Probably because he was scared to death, Jernigan thought. A number of tenants in the crowd had pushed over and would obviously stampede into the elevator the moment its door opened. He could tell by the looks on their faces that they hadn’t understood what he had tried to explain to the salesman either.
He raised his voice. “Rosette, make it women and children first, overload it if you have to.” There was a safety factor built in that could handle the overloading, particularly with women and children. But even though it wouldn’t stop at the fire floor, it was still traveling through the fire zone and the sooner the women and children got out, the better.

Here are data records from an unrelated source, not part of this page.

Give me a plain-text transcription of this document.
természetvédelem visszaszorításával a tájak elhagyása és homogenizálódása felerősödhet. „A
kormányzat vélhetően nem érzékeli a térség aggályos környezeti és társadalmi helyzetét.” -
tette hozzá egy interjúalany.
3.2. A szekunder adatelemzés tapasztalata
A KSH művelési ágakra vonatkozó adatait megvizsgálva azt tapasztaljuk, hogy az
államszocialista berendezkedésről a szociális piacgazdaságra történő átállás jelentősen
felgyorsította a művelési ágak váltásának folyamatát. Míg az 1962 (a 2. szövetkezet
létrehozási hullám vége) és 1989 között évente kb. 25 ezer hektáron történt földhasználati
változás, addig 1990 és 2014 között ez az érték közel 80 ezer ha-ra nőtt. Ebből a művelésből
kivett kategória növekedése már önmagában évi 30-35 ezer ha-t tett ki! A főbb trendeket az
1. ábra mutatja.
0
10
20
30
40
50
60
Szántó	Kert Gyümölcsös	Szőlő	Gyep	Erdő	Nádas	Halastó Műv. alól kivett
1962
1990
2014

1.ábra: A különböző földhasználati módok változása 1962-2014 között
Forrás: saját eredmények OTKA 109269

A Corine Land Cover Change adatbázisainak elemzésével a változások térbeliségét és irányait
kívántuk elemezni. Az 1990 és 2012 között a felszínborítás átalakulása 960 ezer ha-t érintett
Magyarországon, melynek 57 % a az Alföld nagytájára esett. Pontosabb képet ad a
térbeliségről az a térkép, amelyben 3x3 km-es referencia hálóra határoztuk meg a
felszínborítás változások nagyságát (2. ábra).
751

He turned back to the salesman, his voice hard. “I’ll try once more, mister. There’s no call button for the residential express’elevator on the seventeenth floor-it won’t stop there, it will go right through the fire zone down to the lobby. You take one of the commercial elevators and the chances are it will stop there, even if you didn’t press the button for the floor. And once the doors open, you’ll cook.”
“Don’t try to bullshit me, mister. When the elevator comes, I’m going.” A few of the tenants behind Jernigan pushed forward in anticipation.
The commercial elevator arrived and the doors slid silently open.
Jernigan saw what the salesman did not: The paint on the doors had been slightly scorched. It had probably stopped briefly at the fire floor, the doors opened and closed, and it had then resumed its upward journey.